Quante ordini esecutivi contro Cuba ha emesso gli Stati Uniti dal 1996?



Donald Trump / Bill ClintonFoto © The White House su X / Wikipedia

Gli Stati Uniti hanno emesso sei ordini esecutivi e rinnovi formali legati all'“emergenza nazionale” dichiarata contro Cuba dal 1996, quando l'allora presidente Bill Clinton stabilì per la prima volta quel quadro legale dopo l'abbattimento dei velivoli dell'organizzazione Hermanos al Rescate da parte di aerei da caccia cubani.

La misura originale, firmata il 1 marzo 1996, qualificò le azioni del Governo di L'Havana come “una minaccia insolita e straordinaria” per la sicurezza nazionale e la politica estera degli Stati Uniti.

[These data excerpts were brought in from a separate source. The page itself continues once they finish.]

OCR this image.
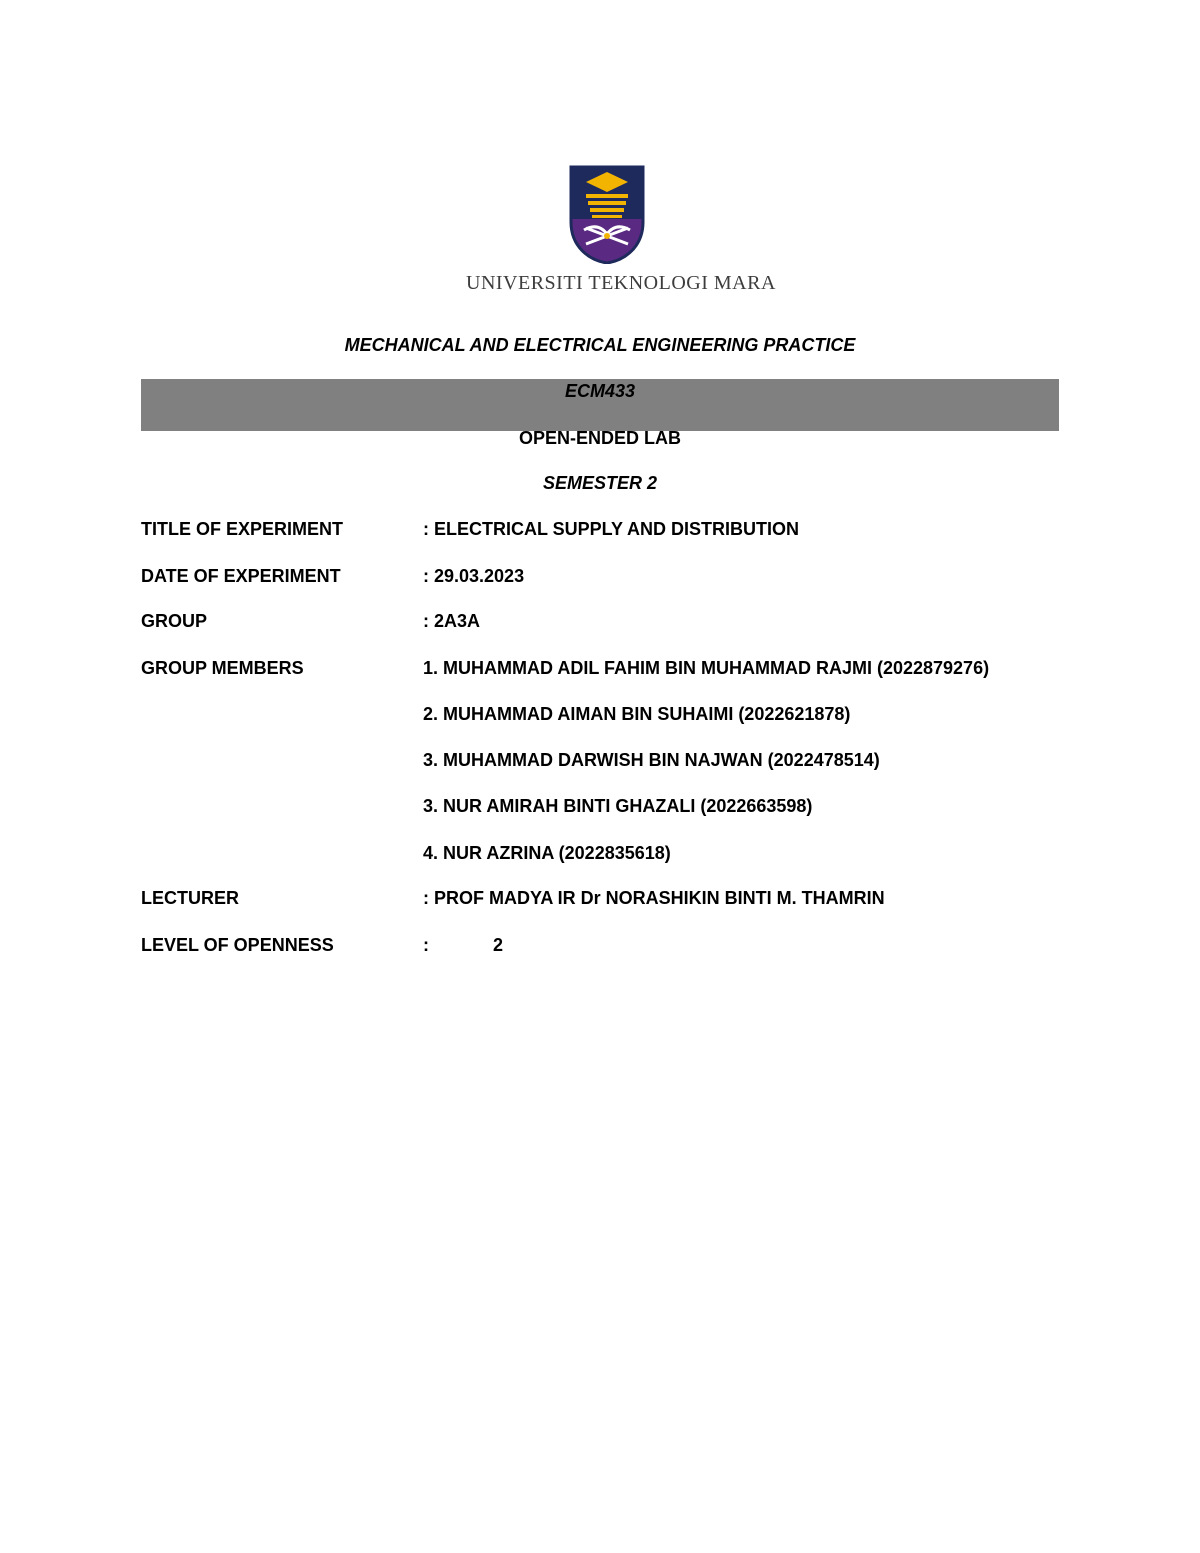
UNIVERSITI TEKNOLOGI MARA
MECHANICAL AND ELECTRICAL ENGINEERING PRACTICE
ECM433
OPEN-ENDED LAB
SEMESTER 2
TITLE OF EXPERIMENT	: ELECTRICAL SUPPLY AND DISTRIBUTION
DATE OF EXPERIMENT	: 29.03.2023
GROUP	: 2A3A
GROUP MEMBERS	1. MUHAMMAD ADIL FAHIM BIN MUHAMMAD RAJMI (2022879276)
2. MUHAMMAD AIMAN BIN SUHAIMI (2022621878)
3. MUHAMMAD DARWISH BIN NAJWAN (2022478514)
3. NUR AMIRAH BINTI GHAZALI (2022663598)
4. NUR AZRINA (2022835618)
LECTURER	: PROF MADYA IR Dr NORASHIKIN BINTI M. THAMRIN
LEVEL OF OPENNESS	:	2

Da allora, l'emergenza è stata prorogata e modificata da cinque presidenti consecutivi, senza interruzioni.

Sei decreti in trent'anni

  1. Bill Clinton (1996): Dichiarò la prima emergenza nazionale dopo l'abbattimento degli aerei di Hermanos al Rescate. Fondamento: sicurezza marittima e protezione dei cittadini statunitensi.
  2. George W. Bush (2004): Ha ampliato l'ambito della misura e ha rafforzato le sanzioni, con un'enfasi nell'impedire il supporto finanziario o materiale al regime cubano.
  3. Barack Obama (2016): Rinnovò l'emergenza nonostante l'avvicinamento diplomatico con L'Avana, sostenendo che persistevano “rischi per la sicurezza nazionale”.
  4. Donald Trump (2018): Riformulò il testo giuridico e riaffermò che Cuba rappresentava una “minaccia inusuale e straordinaria”, allineata con potenze ostili.
  5. Donald Trump (2025): Ha esteso l'emergenza tramite un rinnovo annuale firmato il 24 febbraio, durante il suo secondo mandato presidenziale.
  6. Donald Trump (2026): Ha emesso un nuovo decreto esecutivo il 29 gennaio, che mantiene la dichiarazione vigente e aggiunge un componente tariffario per sanzionare i paesi che forniscono petrolio a Cuba.

Un marco legale sostenuto da sei amministrazioni

Le ordinanze esecutive si fondano sulla Legge sulle Emergenze Nazionali (National Emergencies Act) e sulla Legge sui Poteri Economici di Emergenza Internazionale (IEEPA, acronimo inglese), norme che autorizzano il presidente a limitare transazioni, beni e servizi quando un paese è considerato una minaccia per la sicurezza degli Stati Uniti.

Secondo la Casa Bianca, l'ordine del 2026 risponde all'"allineamento del regime cubano con paesi e attori ostili", tra cui Russia, Cina, Iran, Hezbollah e Hamas, così come all'uso del territorio cubano da parte di potenze straniere per scopi di spionaggio e influenza militare.

Dalla sicurezza marittima al controllo energetico

La principale novità del decreto attuale è l'inserimento di un sistema tariffario volto a punire economicamente i paesi che forniscono petrolio a Cuba, anche in modo indiretto.

Il Dipartimento del Commercio e il Dipartimento di Stato dovranno identificare le nazioni coinvolte e applicare le sanzioni corrispondenti.

Il testo concede inoltre al presidente ampi poteri per modificare o sospendere le misure se il Governo cubano adotta “azioni concrete verso la democratizzazione e la cooperazione in materia di sicurezza regionale”.

Una continuità politica oltre i partiti

Desde la sua origine, l'emergenza nazionale contro Cuba è stata mantenuta da presidenti democratici e repubblicani, il che evidenzia un consenso istituzionale a Washington sulla percezione del rischio rappresentato dal regime cubano.

In tre decenni, la legislazione americana è passata dal punire atti concreti —come l'abbattimento di aerei— a includere considerazioni geopolitiche ed energetiche più ampie, in un contesto in cui L'Avana stringe legami con Mosca, Pechino e Teheran.

Con questo nuovo decreto esecutivo, Cuba accumula sei decreti presidenziali consecutivi che la mantengono sotto un regime speciale di emergenza nazionale, il più lungo applicato dagli Stati Uniti a un paese dell'emisfero occidentale dalla fine della Guerra Fredda.